Tingkatan atau Ragam Basa dalam Bahasa Jawa
Tingkatan
atau Ragam Basa dalam Bahasa Jawa
Tingkat tutur atau
ragam halus yaitu Ragam bahasa yang dipakai dalam situasi sosial yang
mewajibkan sopan santun. Tingkat tutur dalam bahasa Jawa dibagi menjadi tiga
yaitu tingkat tutur ngoko, tingkat tutur madya dan tingkat tutur karma.

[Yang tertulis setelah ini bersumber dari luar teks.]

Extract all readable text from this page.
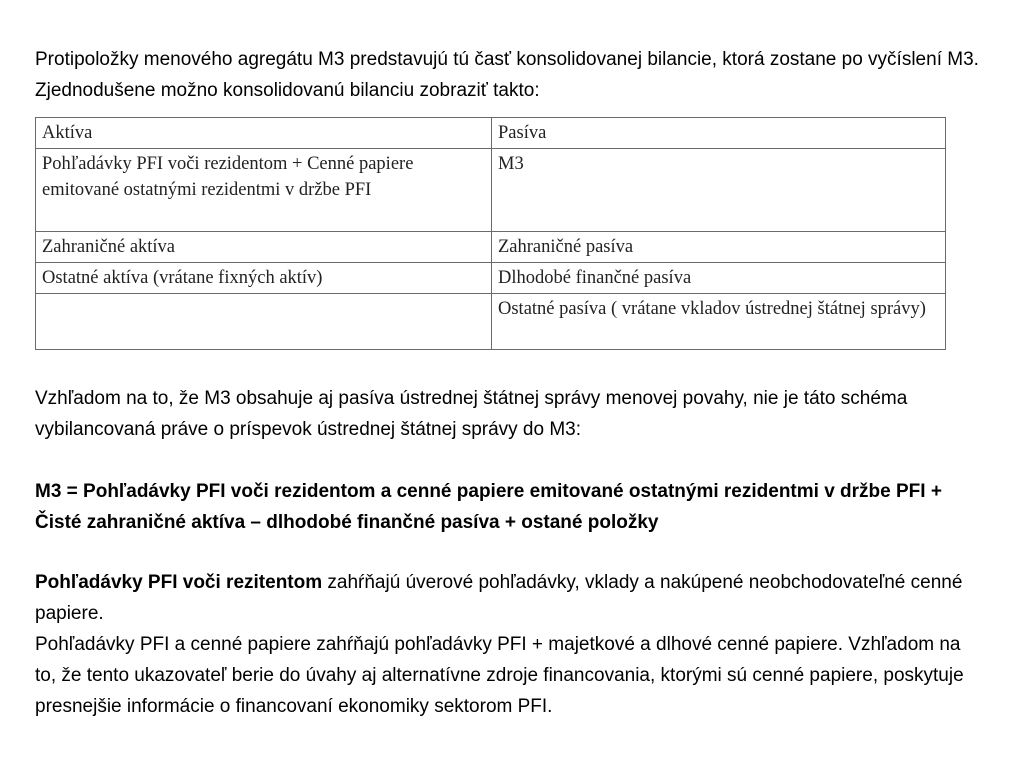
Protipoložky menového agregátu M3 predstavujú tú časť konsolidovanej bilancie, ktorá zostane po vyčíslení M3. Zjednodušene možno konsolidovanú bilanciu zobraziť takto:

Aktíva	Pasíva
Pohľadávky PFI voči rezidentom + Cenné papiere emitované ostatnými rezidentmi v držbe PFI	M3
Zahraničné aktíva	Zahraničné pasíva
Ostatné aktíva (vrátane fixných aktív)	Dlhodobé finančné pasíva
	Ostatné pasíva ( vrátane vkladov ústrednej štátnej správy)

Vzhľadom na to, že M3 obsahuje aj pasíva ústrednej štátnej správy menovej povahy, nie je táto schéma vybilancovaná práve o príspevok ústrednej štátnej správy do M3:

M3 = Pohľadávky PFI voči rezidentom a cenné papiere emitované ostatnými rezidentmi v držbe PFI + Čisté zahraničné aktíva – dlhodobé finančné pasíva + ostané položky

Pohľadávky PFI voči rezitentom zahŕňajú úverové pohľadávky, vklady a nakúpené neobchodovateľné cenné papiere.

Pohľadávky PFI a cenné papiere zahŕňajú pohľadávky PFI + majetkové a dlhové cenné papiere. Vzhľadom na to, že tento ukazovateľ berie do úvahy aj alternatívne zdroje financovania, ktorými sú cenné papiere, poskytuje presnejšie informácie o financovaní ekonomiky sektorom PFI.
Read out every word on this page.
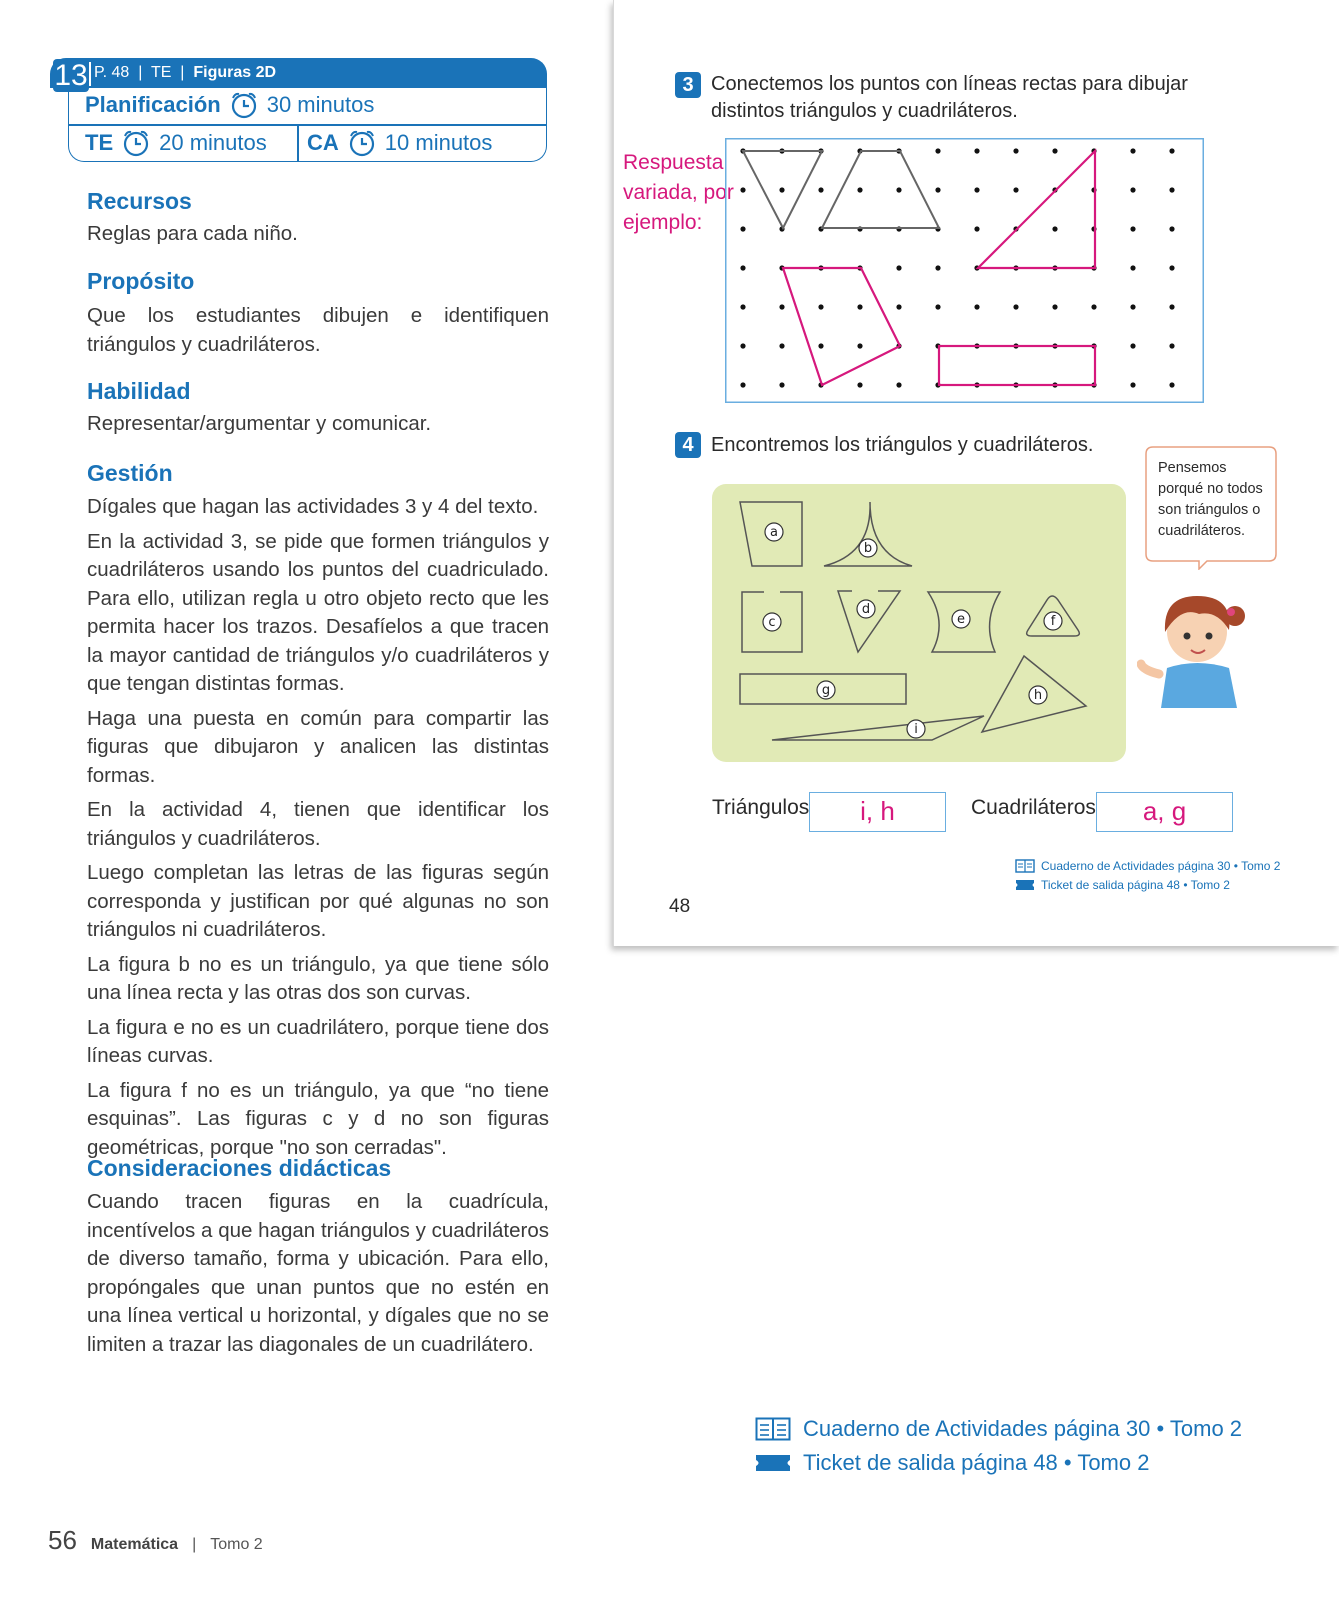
13 P. 48  |  TE  |  Figuras 2D
Planificación 30 minutos
TE 20 minutos CA 10 minutos
Recursos
Reglas para cada niño.
Propósito
Que los estudiantes dibujen e identifiquen triángulos y cuadriláteros.
Habilidad
Representar/argumentar y comunicar.
Gestión
Dígales que hagan las actividades 3 y 4 del texto.
En la actividad 3, se pide que formen triángulos y cuadriláteros usando los puntos del cuadriculado. Para ello, utilizan regla u otro objeto recto que les permita hacer los trazos. Desafíelos a que tracen la mayor cantidad de triángulos y/o cuadriláteros y que tengan distintas formas.
Haga una puesta en común para compartir las figuras que dibujaron y analicen las distintas formas.
En la actividad 4, tienen que identificar los triángulos y cuadriláteros.
Luego completan las letras de las figuras según corresponda y justifican por qué algunas no son triángulos ni cuadriláteros.
La figura b no es un triángulo, ya que tiene sólo una línea recta y las otras dos son curvas.
La figura e no es un cuadrilátero, porque tiene dos líneas curvas.
La figura f no es un triángulo, ya que “no tiene esquinas”. Las figuras c y d no son figuras geométricas, porque "no son cerradas".
Consideraciones didácticas
Cuando tracen figuras en la cuadrícula, incentívelos a que hagan triángulos y cuadriláteros de diverso tamaño, forma y ubicación. Para ello, propóngales que unan puntos que no estén en una línea vertical u horizontal, y dígales que no se limiten a trazar las diagonales de un cuadrilátero.
56 Matemática | Tomo 2
3 Conectemos los puntos con líneas rectas para dibujar
distintos triángulos y cuadriláteros.
Respuesta
variada, por
ejemplo:
4 Encontremos los triángulos y cuadriláteros.
a
b
c
d
e	f
g	h
i
Pensemos porqué no todos son triángulos o cuadriláteros.
Triángulos	i, h	Cuadriláteros	a, g
Cuaderno de Actividades página 30 • Tomo 2
Ticket de salida página 48 • Tomo 2
48
Cuaderno de Actividades página 30 • Tomo 2
Ticket de salida página 48 • Tomo 2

Poedjasoedarma berpendapat bahawa tingkat tutur
ngoko mencerminkan rasa tak berjarak antara 01 terhadap 02 dan tingkat tutur
ini dipakai jika seseorang ingin menyatakan keakrabannya terhadap mitra wicara
(02); tingkat tutur madya diartikan sebagai tingkat tutur menengah antara krama
dan ngoko; tetapi tetap menunjukkan perasaan sopan meskipun kadar kesopanannya
hanya sedang-sedang saja; tingkat tutur krama diartikan sebagai tingkat tutur
yang memancarkan arti penuh sopan santun dan tingkat tutur ini menandakan
adanya perasaan segan 01 terhadap 02 (Sasangka 2004:14).
1.
Tingkat
Tutur Ngoko
Tingkat tutur ngoko yaitu ungah ungguh bahasa jawa yang
berintikan leksikon ngoko. Ciri-ciri katanya terdapat afiks di-,-e dan –ake.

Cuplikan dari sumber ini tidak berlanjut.